For example, in Jessica Brown's widely-discussed surgeon case, it is thought to be intuitive that before double-checking the charts, (a) the surgeon knows that the left kidney is the one to remove; but (b) the surgeon ought not to operate before double-checking the charts. This is only a problem for the idea that one's reasons are all and only what one knows if the proposition the left kidney is the one to remove would, if held as a reason, be a sufficient reason to justify operating before double-checking the charts. But why should one think that?
Dustin resists my argument at several points. I'm not sure what to say in response to many of them; I think they're helpfully clarifying the sources of disagreement, but they don't make me feel any worse about my point of view. For example, Dustin seems to be happy to rest on certain kinds of very theoretical intuitions, like the intuition that the surgeon isn't justified in using the proposition that the left kidney is the bad one as a reason that counts in favour of removing the left kidney immediately. I don't have this intuition, and I wouldn't want to trust it if I did. I feel pretty good about intuitions about what actions are ok in what circumstances, but deeply theoretical claims like these don't seem to me to be acceptable dialectical starting places.
In what I found to be the most interesting part of his paper, Dustin also constructs a version of Brown's surgeon case where, if one assumes that (a) a Bayesian picture of practical rationality is correct and (b) practical reasons talk translates into the Bayesian talk by letting one conditionalize on one's reasons, we can derive the intuition mentioned above. I think that both of these assumptions are very debatable, but I also think that the case Dustin tries to stipulate is more problematic than he assumes. He offers the following stipulations:
(This list is quoted directly.) I have two worries. First, Dustin also says of the case that "it's quite plausible that the surgeon knows that the left kidney is diseased", and assumes that she does. But this requires a very substantive epistemological and psychological assumption about the relationship between credence and knowledge. It is not at all innocent to assume that knowledge is consistent with non-maximal credence like this. For lottery-related reasons, Dustin is probably committing himself to the denial of multi-premise closure here. (Indeed, for reasons like the ones Maria Lasonen-Aarnio has emphasized, he may very well commit himself to denying single-premise closure.) That's not a completely crazy thing to end up being committed to, but I think it substantially mitigates the rhetorical force of an argument against me here. Similarly, there are probably good reasons to deny that the surgeon outright believes that the left kidney is diseased under these circumstances, either for conceptual/metaphysical reasons (see e.g. Brian Weatherson's "Can we do without pragmatic encroachment" or Roger Clarke's "Belief is credence one (in context)" or for psychological reasons (e.g. Jennifer Nagel's "Epistemic anxiety and adaptive invariantism"). If any of these views are right, the Dustin is committing to knowledge without outright belief.
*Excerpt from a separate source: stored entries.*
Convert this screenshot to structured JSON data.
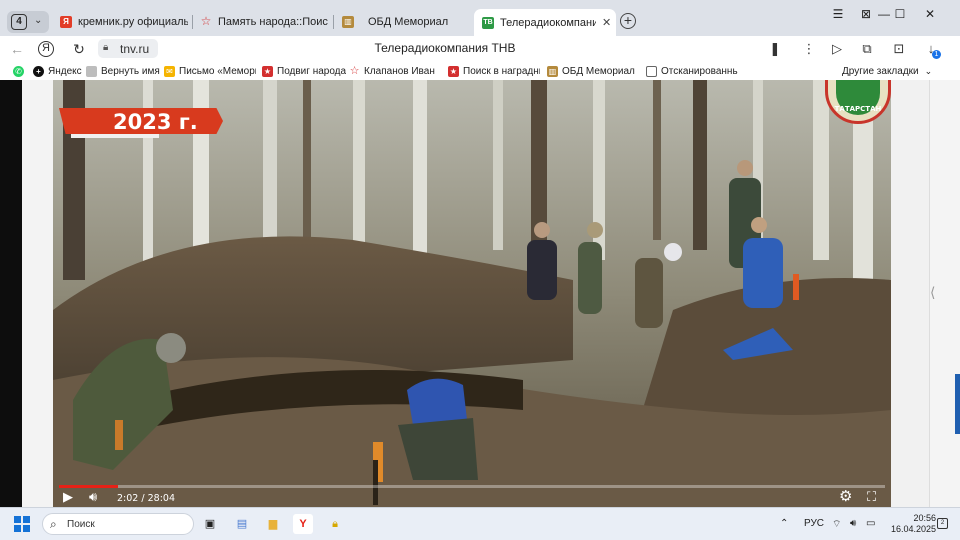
{
  "browser": {
    "tab_count": "4",
    "tabs": [
      {
        "title": "кремник.ру официальный",
        "icon": "yandex-icon",
        "color": "#e23d28"
      },
      {
        "title": "Память народа::Поиск до",
        "icon": "red-star-icon",
        "color": "#d32f2f"
      },
      {
        "title": "ОБД Мемориал",
        "icon": "memorial-icon",
        "color": "#b48a3c"
      },
      {
        "title": "Телерадиокомпания ТНВ",
        "icon": "tnv-icon",
        "color": "#2e9a46"
      }
    ],
    "address": {
      "host": "tnv.ru",
      "page_title": "Телерадиокомпания ТНВ"
    },
    "download_badge": "1",
    "bookmarks": [
      {
        "label": "",
        "icon": "whatsapp-icon",
        "color": "#25d366"
      },
      {
        "label": "Яндекс",
        "icon": "yandex-plus-icon",
        "color": "#111111"
      },
      {
        "label": "Вернуть имя",
        "icon": "page-icon",
        "color": "#9e9e9e"
      },
      {
        "label": "Письмо «Мемори",
        "icon": "mail-icon",
        "color": "#f5b400"
      },
      {
        "label": "Подвиг народа",
        "icon": "podvig-icon",
        "color": "#d32f2f"
      },
      {
        "label": "Клапанов Иван С",
        "icon": "red-star-icon",
        "color": "#d32f2f"
      },
      {
        "label": "Поиск в наградны",
        "icon": "podvig-icon",
        "color": "#d32f2f"
      },
      {
        "label": "ОБД Мемориал :",
        "icon": "memorial-icon",
        "color": "#b48a3c"
      },
      {
        "label": "Отсканированны",
        "icon": "document-icon",
        "color": "#666666"
      }
    ],
    "other_bookmarks": "Другие закладки"
  },
  "video": {
    "year_badge": "2023 г.",
    "logo_text": "ТАТАРСТАН",
    "current_time": "2:02",
    "duration": "28:04",
    "progress": 0.072
  },
  "taskbar": {
    "search_placeholder": "Поиск",
    "language": "РУС",
    "time": "20:56",
    "date": "16.04.2025"
  }
}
- The surgeon cares about, and only about, whether the patient lives.
- The surgeon has credence 1 that exactly one of the patient's kidneys is diseased, and a .99 degree of credence that it is the left kidney.
- If the surgeon performs the surgery without first checking the chart, she will begin it immediately; if she first checks the patient's chart, she will begin the surgery in one minute.
- The surgeon has credence 1 that were she to check the chart, she would then remove the correct kidney.
- If the patient has the correct kidney removed during the operation, then there are the following probabilities that he will live, depending on how soon the surgery begins: (5a) If the surgery begins immediately and the correct kidney is removed, there is a probability of 1 that the patient will live; (5b) If the surgery begins in one minute and the correct kidney is removed, there is a probability of .999 that the patient will live.
- If the patient has the wrong kidney removed during the operation, then the probability that he will live is 0.
My second worry concerns stipulation number 1: this is a surgeon who cares only about the life of the patient. From a realistic point of view, this is a very strange surgeon. According to Dustin's stipulations, the surgeon cares nothing at all about any of the following: whether she follows hospital procedure; whether she sets a good example for the students observing; whether she acts only on propositions that she knows; whether she is proceeding rationally. These strong assumptions are not idle; if we allow that she cares about any of these things, the utility calculus will not require her to go without checking, even when she conditionalizes on the content of her knowledge that the left kidney is diseased. (Suppose she cares about whether she acts only on that which she knows, and that she doesn't know whether she knows; then there is a substantial risk of the negative outcome of acting on something she doesn't know.) But these very strange assumptions will make our intuitions harder to trust. When we try to imagine ourselves in her position, we naturally assume she cares about the ordinary things people might care about. Stipulating that she only cares about one thing—not even mentioning the many other things we have to remember to disregard—makes it very hard to get into her mindset. So I'm inclined to mistrust intuitions about so heavily-stipulated a case.